(Concept checking)Testing for diagonalizability

eigenvalues-eigenvectorslinear algebramatrices

For the matrix $A \in M_{n \times n}(R)$, test A for diagonalizability.

$A= \begin{bmatrix} 0 & 0 & 1 \\ 1 & 0 & -1 \\ 0 & 1 & 1 \end{bmatrix}$

Question: To test for diagonalizability, is it true that as long as we can find distinct eigenvalues, which in this case, 3, then we look for three eigenspaces that together form a eigenbasis. If in this case, we can find three linearly independent eigenvectors that that such an eigenbasis, then we can say A is diagonalizable?

Best Answer

The matrix is diagonalizable if and only if there exist three linearly independent eigenvectors. However, you may not have to find them in order to guarantee that the matrix is diagonalizable, and you may not need to prove there are no such three vectors to prove it is not diagonalizable.

For example, a $3\times 3$ matrix that has three distinct eigenvalues is always diagonalizable (more generally, an $n\times n$ matrix with $n$ distinct eigenvalues is always diagonalizable). Because each eigenvalue has at least one eigenvector, and eigenvectors corresponding to distinct eigenvalues are linearly independent.

If the characteristic polynomial of the matrix does not split, then the matrix is not diagonalizable.

If the matrix has repeated eigenvalues, then you just need to check the eigenvalues with multiplicity greater than $1$: you need to verify there are at as many linearly independent eigenvectors corresponding to that eigenvalue as the multiplicity (there’s always at least one).
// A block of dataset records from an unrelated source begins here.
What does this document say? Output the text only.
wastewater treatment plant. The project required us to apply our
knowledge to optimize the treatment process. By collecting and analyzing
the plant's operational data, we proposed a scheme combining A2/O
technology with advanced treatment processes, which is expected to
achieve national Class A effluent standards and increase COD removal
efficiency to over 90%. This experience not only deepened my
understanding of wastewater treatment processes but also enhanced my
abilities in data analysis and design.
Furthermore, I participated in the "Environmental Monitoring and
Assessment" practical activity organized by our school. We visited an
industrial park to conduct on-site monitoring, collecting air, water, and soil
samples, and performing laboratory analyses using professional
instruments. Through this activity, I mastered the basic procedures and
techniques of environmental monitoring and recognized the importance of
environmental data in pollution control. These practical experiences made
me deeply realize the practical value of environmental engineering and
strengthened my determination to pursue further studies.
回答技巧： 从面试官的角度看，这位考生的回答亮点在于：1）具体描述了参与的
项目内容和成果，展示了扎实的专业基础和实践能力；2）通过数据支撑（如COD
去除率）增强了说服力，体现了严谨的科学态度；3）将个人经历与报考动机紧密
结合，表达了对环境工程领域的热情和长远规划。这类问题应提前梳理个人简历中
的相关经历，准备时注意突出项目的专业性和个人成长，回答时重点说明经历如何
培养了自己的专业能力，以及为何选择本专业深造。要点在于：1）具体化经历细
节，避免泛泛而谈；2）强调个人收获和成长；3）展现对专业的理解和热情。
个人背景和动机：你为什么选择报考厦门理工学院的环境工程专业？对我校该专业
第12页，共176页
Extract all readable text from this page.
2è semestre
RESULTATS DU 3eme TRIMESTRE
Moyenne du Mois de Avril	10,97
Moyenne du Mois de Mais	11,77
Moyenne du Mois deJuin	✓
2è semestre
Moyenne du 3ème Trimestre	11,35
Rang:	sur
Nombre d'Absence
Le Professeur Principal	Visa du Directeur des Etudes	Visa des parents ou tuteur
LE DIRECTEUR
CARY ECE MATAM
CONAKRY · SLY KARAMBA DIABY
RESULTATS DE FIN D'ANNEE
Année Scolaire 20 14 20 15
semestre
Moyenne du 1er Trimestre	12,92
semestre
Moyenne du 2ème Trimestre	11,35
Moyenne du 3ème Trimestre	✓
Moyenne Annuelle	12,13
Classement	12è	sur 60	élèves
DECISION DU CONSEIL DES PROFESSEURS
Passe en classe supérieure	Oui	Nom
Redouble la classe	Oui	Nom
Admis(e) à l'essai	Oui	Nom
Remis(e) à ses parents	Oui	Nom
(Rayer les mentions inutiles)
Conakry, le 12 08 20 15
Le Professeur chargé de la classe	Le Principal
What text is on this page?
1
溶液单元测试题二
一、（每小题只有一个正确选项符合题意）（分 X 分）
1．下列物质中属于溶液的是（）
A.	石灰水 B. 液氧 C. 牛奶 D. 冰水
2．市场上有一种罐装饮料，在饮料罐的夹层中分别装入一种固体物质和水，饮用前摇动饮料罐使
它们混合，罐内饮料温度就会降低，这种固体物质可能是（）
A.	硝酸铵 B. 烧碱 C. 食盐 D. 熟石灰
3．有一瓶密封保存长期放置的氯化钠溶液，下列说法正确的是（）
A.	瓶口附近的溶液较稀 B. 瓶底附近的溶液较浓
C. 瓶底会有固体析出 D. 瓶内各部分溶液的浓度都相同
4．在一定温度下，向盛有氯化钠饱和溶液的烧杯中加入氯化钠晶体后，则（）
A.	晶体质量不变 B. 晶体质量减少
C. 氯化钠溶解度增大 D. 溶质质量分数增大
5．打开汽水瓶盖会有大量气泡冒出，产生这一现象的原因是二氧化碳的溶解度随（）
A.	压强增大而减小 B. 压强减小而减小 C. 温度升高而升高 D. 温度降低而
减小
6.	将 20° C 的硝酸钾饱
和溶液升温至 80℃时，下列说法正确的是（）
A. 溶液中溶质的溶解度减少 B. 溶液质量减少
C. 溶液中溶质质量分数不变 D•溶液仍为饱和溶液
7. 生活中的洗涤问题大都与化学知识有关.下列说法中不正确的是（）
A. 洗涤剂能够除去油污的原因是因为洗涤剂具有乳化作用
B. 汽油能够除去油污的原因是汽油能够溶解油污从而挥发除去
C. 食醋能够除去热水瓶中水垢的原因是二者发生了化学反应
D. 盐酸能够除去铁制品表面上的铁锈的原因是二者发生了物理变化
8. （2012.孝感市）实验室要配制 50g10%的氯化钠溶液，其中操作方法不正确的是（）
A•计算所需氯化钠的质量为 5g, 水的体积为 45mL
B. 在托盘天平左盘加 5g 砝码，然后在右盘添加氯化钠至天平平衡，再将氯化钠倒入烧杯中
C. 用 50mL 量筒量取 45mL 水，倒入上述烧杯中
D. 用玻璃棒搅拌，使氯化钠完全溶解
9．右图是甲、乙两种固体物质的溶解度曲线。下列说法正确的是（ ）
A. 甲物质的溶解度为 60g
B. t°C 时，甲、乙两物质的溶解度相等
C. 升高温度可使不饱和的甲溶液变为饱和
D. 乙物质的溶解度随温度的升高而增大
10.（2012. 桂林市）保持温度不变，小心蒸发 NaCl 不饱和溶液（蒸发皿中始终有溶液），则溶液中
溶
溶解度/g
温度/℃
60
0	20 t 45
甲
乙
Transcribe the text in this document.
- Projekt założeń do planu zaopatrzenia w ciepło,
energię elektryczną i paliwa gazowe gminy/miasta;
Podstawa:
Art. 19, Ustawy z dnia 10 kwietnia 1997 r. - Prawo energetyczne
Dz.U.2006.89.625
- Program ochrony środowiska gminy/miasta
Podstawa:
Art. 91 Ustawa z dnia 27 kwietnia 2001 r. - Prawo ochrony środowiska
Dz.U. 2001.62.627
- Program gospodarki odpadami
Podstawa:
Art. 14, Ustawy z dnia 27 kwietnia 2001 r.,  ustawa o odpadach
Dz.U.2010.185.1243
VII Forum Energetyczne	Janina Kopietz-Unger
For the matrix at hand, the characteristic polynomial is $-(t-1)(t^2+1)$. If you are working over $\mathbb{R}$, there aren’t enough eigenvalues, so it’s not diagonalizable. If you are working over $\mathbb{C}$, then the matrix has three distinct eigenvalues ($1$, $i$, and $-i$), so it is diagonalizable. No need to find any eigenvectors in this case.